Build And Deploy
Native Desktop
Run and build a GoLazy app through a native desktop helper.
Open a native development window
Run from the application module:
lazy native
lazy native starts the normal GoLazy development loop on a loopback address
and opens that address in a native desktop window. The development server still
owns rebuilds, JavaScript generation for apps with js.toml, app restarts, and
browser reload injection.
Use the same app command overrides as lazy:
lazy native --cmdpath cmd/app
lazy native --cmdpath . --viewpath views
Optional window flags are available for the helper:
lazy native --title "My App" --width 1200 --height 800
Build a native desktop artifact
Build for the current platform:
lazy native build
The command resolves the GoLazy app command, builds it as a normal server binary in a temporary directory, and passes that binary to the native helper. Artifacts are written under:
dist/native/<goos-goarch>
Use --out to choose another output directory:
lazy native build --out dist/desktop
--target may name the current host platform, for example linux on Linux or
macos on macOS. Cross-compilation is not part of the first native build
slice.
Understand the helper cache
The normal lazy binary stays pure Go. Native webview and packaging behavior
lives in:
github.com/golazy/native
lazy native checks the latest helper commit, builds the helper once, and
caches it under the user cache by commit. Later runs reuse the cached helper.
If the latest helper commit cannot be checked but a cached helper exists, GoLazy
uses the cached helper so offline development can still work.

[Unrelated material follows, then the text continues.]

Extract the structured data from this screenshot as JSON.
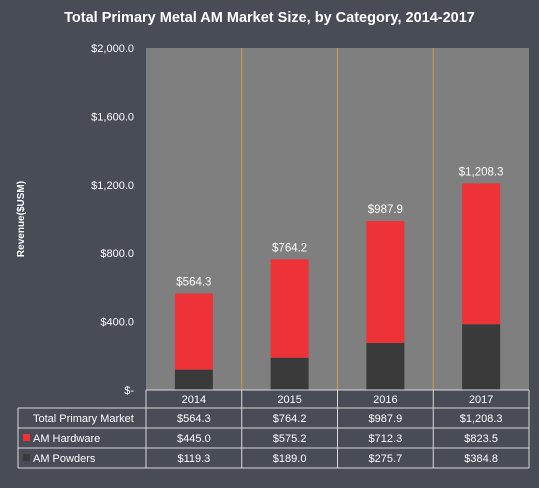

For development, the helper's default mode opens a native window. lazy native
passes the working directory with --dir, the loopback address with --addr,
environment values with --env, and the app command after --.
Prepare generated assets
For apps with js.toml, lazy native build runs the JavaScript pipeline before
building the server binary. Tailwind remains explicit:
lazy tailwind
lazy native build
Run lazy tailwind first when Tailwind input files, package files, CSS
dependencies, or generated stylesheet output changed.
Know the first scope
The first native desktop scope is current-platform macOS and Linux. Windows, Android, iOS, cross-compilation, signing, notarization, and installer formats belong to later native-helper work.